At least, the lights on the house were happy for me. Not so much for my father, whose job it was to put them up. It was especially arduous the five years we lived in Syracuse, N.Y., where there were two seasons: winter and July 7.
My mother wouldn’t allow the lights that early (and also insisted they be taken down in January), so he would get out there on a ladder and have my mother standing by with a pan of warm water. He’d nail up a few, then climb down, put his hands in the warm water (because you can’t hang Christmas lights wearing thick gloves), dry his hands, go back up the ladder, nail in a few more, then back down. Up and down, until they were all done and his adoring daughters could run out to see them, then run back inside because, darn it, it was cold.
The child’s world remembers the magic; the grown-up’s imagines the misery. (I also imagine how happy he was when we were transferred to Honolulu and Manila, how sad when we ended up back in Washington, D.C. But he never complained, although he might have looked a bit pained.)

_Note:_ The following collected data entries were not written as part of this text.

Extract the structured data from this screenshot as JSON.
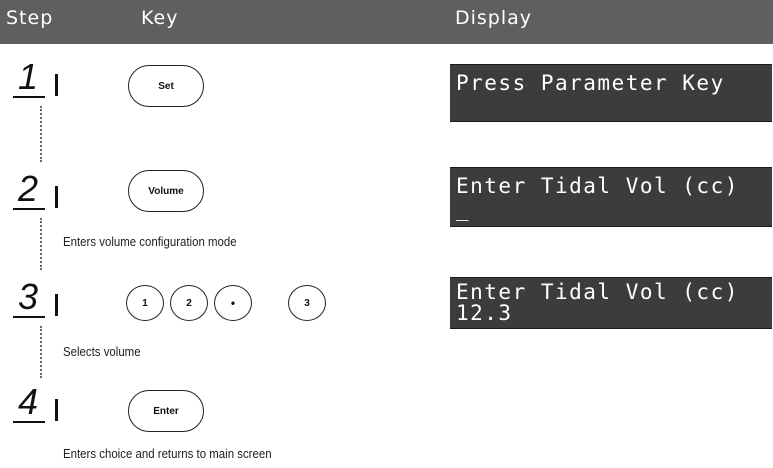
{
  "header": {
    "col_step": "Step",
    "col_key": "Key",
    "col_display": "Display"
  },
  "steps": [
    {
      "number": "1",
      "keys": [
        "Set"
      ],
      "display": [
        "Press Parameter Key",
        ""
      ],
      "caption": ""
    },
    {
      "number": "2",
      "keys": [
        "Volume"
      ],
      "display": [
        "Enter Tidal Vol (cc)",
        "_"
      ],
      "caption": "Enters volume configuration mode"
    },
    {
      "number": "3",
      "keys": [
        "1",
        "2",
        "•",
        "3"
      ],
      "display": [
        "Enter Tidal Vol (cc)",
        "12.3"
      ],
      "caption": "Selects volume"
    },
    {
      "number": "4",
      "keys": [
        "Enter"
      ],
      "display": [],
      "caption": "Enters choice and returns to main screen"
    }
  ],
  "colors": {
    "header_bg": "#5f5f5f",
    "display_bg": "#3c3c3c",
    "display_text": "#ffffff"
  }
}
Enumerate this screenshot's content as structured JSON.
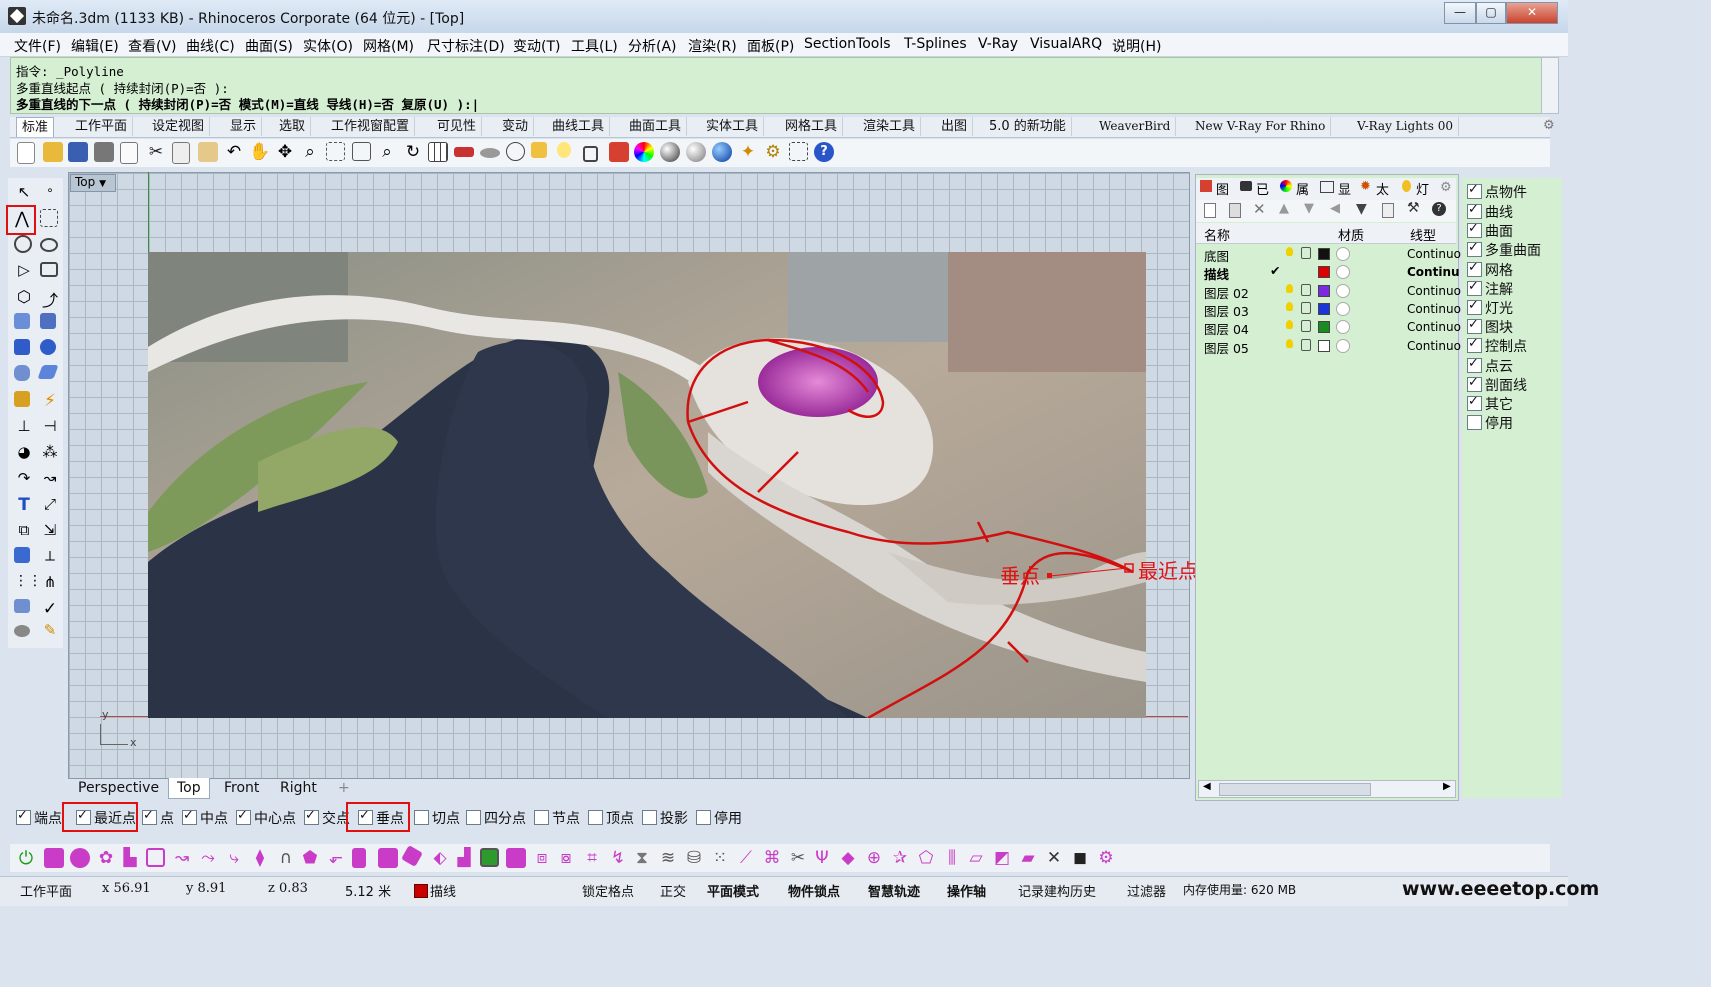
{
  "window": {
    "title": "未命名.3dm (1133 KB) - Rhinoceros Corporate (64 位元) - [Top]",
    "controls": {
      "minimize": "—",
      "maximize": "▢",
      "close": "✕"
    }
  },
  "menu": [
    "文件(F)",
    "编辑(E)",
    "查看(V)",
    "曲线(C)",
    "曲面(S)",
    "实体(O)",
    "网格(M)",
    "尺寸标注(D)",
    "变动(T)",
    "工具(L)",
    "分析(A)",
    "渲染(R)",
    "面板(P)",
    "SectionTools",
    "T-Splines",
    "V-Ray",
    "VisualARQ",
    "说明(H)"
  ],
  "command": {
    "line1": "指令: _Polyline",
    "line2": "多重直线起点 ( 持续封闭(P)=否 ):",
    "line3": "多重直线的下一点 ( 持续封闭(P)=否  模式(M)=直线  导线(H)=否  复原(U) ):|"
  },
  "toolbar_tabs": [
    "标准",
    "工作平面",
    "设定视图",
    "显示",
    "选取",
    "工作视窗配置",
    "可见性",
    "变动",
    "曲线工具",
    "曲面工具",
    "实体工具",
    "网格工具",
    "渲染工具",
    "出图",
    "5.0 的新功能",
    "WeaverBird",
    "New V-Ray For Rhino",
    "V-Ray Lights 00"
  ],
  "viewport": {
    "label": "Top",
    "axis_x": "x",
    "axis_y": "y",
    "annotation_perpendicular": "垂点",
    "annotation_nearest": "最近点"
  },
  "viewport_tabs": [
    "Perspective",
    "Top",
    "Front",
    "Right",
    "+"
  ],
  "osnap": [
    {
      "label": "端点",
      "checked": true
    },
    {
      "label": "最近点",
      "checked": true
    },
    {
      "label": "点",
      "checked": true
    },
    {
      "label": "中点",
      "checked": true
    },
    {
      "label": "中心点",
      "checked": true
    },
    {
      "label": "交点",
      "checked": true
    },
    {
      "label": "垂点",
      "checked": true
    },
    {
      "label": "切点",
      "checked": false
    },
    {
      "label": "四分点",
      "checked": false
    },
    {
      "label": "节点",
      "checked": false
    },
    {
      "label": "顶点",
      "checked": false
    },
    {
      "label": "投影",
      "checked": false
    },
    {
      "label": "停用",
      "checked": false
    }
  ],
  "status": {
    "cplane": "工作平面",
    "x": "x 56.91",
    "y": "y 8.91",
    "z": "z 0.83",
    "unit": "5.12 米",
    "layer": "描线",
    "grid_snap": "锁定格点",
    "ortho": "正交",
    "planar": "平面模式",
    "osnap": "物件锁点",
    "smarttrack": "智慧轨迹",
    "gumball": "操作轴",
    "history": "记录建构历史",
    "filter": "过滤器",
    "memory": "内存使用量: 620 MB",
    "watermark": "www.eeeetop.com"
  },
  "layer_panel": {
    "tabs": [
      "图",
      "已",
      "属",
      "显",
      "太",
      "灯"
    ],
    "headers": {
      "name": "名称",
      "material": "材质",
      "linetype": "线型"
    },
    "layers": [
      {
        "name": "底图",
        "color": "#111111",
        "linetype": "Continuo",
        "current": false
      },
      {
        "name": "描线",
        "color": "#dd0000",
        "linetype": "Continu",
        "current": true
      },
      {
        "name": "图层 02",
        "color": "#7a2be0",
        "linetype": "Continuo",
        "current": false
      },
      {
        "name": "图层 03",
        "color": "#1a35d8",
        "linetype": "Continuo",
        "current": false
      },
      {
        "name": "图层 04",
        "color": "#1c8a22",
        "linetype": "Continuo",
        "current": false
      },
      {
        "name": "图层 05",
        "color": "#ffffff",
        "linetype": "Continuo",
        "current": false
      }
    ],
    "current_mark": "✔"
  },
  "display_filter": [
    {
      "label": "点物件",
      "checked": true
    },
    {
      "label": "曲线",
      "checked": true
    },
    {
      "label": "曲面",
      "checked": true
    },
    {
      "label": "多重曲面",
      "checked": true
    },
    {
      "label": "网格",
      "checked": true
    },
    {
      "label": "注解",
      "checked": true
    },
    {
      "label": "灯光",
      "checked": true
    },
    {
      "label": "图块",
      "checked": true
    },
    {
      "label": "控制点",
      "checked": true
    },
    {
      "label": "点云",
      "checked": true
    },
    {
      "label": "剖面线",
      "checked": true
    },
    {
      "label": "其它",
      "checked": true
    },
    {
      "label": "停用",
      "checked": false
    }
  ]
}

No wonder they retired in Southern California. He still hung the lights but he put up hooks (and painted the hooks to match the house so they weren’t an eyesore the rest of the year).
He died in 1990, but I continued to string those lights every year until my mom moved into a retirement home in 2008. He’d made it easy, and I thanked him silently every year.
I still put up lights — solar now — on my own house. On the shortest days of the year, arriving home and seeing them twinkling reminds me that there can be, should be and will be light even in the gloom of a December evening.
Wherever you are this holiday, travel safely and well, look for the light, and remember that we’ll always be here to welcome you home.